Al día siguiente, al salir a la calle no podía creer lo que veía; mujeres de esmerada
apariencia lucían arrogantes las cabezas de sus maridos, esperando el metro, llamando
un taxi o paseando a sus engalanados perros.
Las mujeres intentaban imitar su forma de andar, su peinado e incluso el de su
decapitado marido. Pronto, no quedaba mujer en Londres que se interesara por la moda
que no tuviera su propia cabeza decapitada. Algunas las adornaban con gorros y otras
les anudaban corbatas que si no fijaban adecuadamente, perdían por el camino. El
mundo estaba a sus pies. De repente, ella era la moda. Era la Jacqueline Kennedy del
siglo XXI.
“Renovarse o morir” dedicaba Herald Express. “Una moda con cabeza” ironizaba
London Daily. En ese momento, la cabeza de Jhon Moore miró a su esposa, sonrió y le
dijo que era feliz, que había vuelto a nacer.

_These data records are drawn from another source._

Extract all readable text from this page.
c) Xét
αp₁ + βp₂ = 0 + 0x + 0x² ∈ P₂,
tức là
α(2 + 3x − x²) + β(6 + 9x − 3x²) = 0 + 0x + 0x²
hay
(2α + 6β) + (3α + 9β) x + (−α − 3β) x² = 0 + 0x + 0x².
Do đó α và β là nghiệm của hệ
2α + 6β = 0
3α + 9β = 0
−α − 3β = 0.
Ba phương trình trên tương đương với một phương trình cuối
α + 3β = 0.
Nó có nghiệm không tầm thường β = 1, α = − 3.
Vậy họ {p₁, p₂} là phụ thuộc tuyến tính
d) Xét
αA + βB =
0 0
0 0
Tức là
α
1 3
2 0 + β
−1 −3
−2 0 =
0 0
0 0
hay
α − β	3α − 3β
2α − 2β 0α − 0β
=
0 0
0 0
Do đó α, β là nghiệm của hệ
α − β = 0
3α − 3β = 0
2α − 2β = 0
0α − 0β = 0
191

El día 19 de Marzo del 2008, Adriana Verdú despertaba en The London Clinic tras 30
días en estado comatoso por ser arrollada por un despistado conductor en la calle
Greenland Street. Abría los ojos ante la atenta mirada de su marido sonriente que
celebraba su vuelta a la vida sin poder evitar emocionarse. “Di…Dios…Dios
mío…tienes…tienes cabeza…”
Unas semanas después de intensa rehabilitación, se disponían a abandonar el hospital
para volver a casa. Adriana observaba el exterior desde una ventana del hospital sentada
en una silla de ruedas. Mirando la calle observó que la vida seguía su rumbo. La gente
hacía filas para esperar el té, los escaparates lucían ofertas ridículas, las mujeres lucían
con orgullo objetos que no tenían ningún valor y que en alguna parte del mundo alguna
mujer de primera página había puesto de moda, y por supuesto, los periódicos seguían
devorando el espectáculo y el morbo. Nadie la conocía, nunca llevó la cabeza de su
marido por bolso y mucho menos lo puso de moda. Nadie sabía de su existencia. Si
vivía o si soñaba conectada a una máquina, y eso le hizo sumirse en un gran sentimiento
de inferioridad. Mientras, su marido se despedía con emotivos agradecimientos a los
médicos que trataron su caso. “No sabemos cómo va a evolucionar su mujer a partir de
este momento, señor Moore. Confiamos que una mujer joven salga adelante, pero estas
lesiones son muy graves para el cerebro, y, no podemos garantizar la posibilidad de
una vida absolutamente normal. No podemos meternos en su cabeza. Los trastornos u
otras secuelas psíquicas son frecuentes en estos casos”. Jhon Moore miraba a su mujer
ajena a la conversación distraída en la ventana.
Un mes después, la vida había vuelto a su aburrida rutina. Desde las intensivas horas de
trabajo en la redacción del Liverpool Echo, la competencia de la prensa amarilla y hasta
las peleas con su marido.
Al llegar a casa, una vez más, se enfrentaron ideas e intereses que terminaron en una
discusión. Adriana, observando a su marido vociferando por la casa, cogió un cuchillo
de cocina, y mirando a su marido… sonrió.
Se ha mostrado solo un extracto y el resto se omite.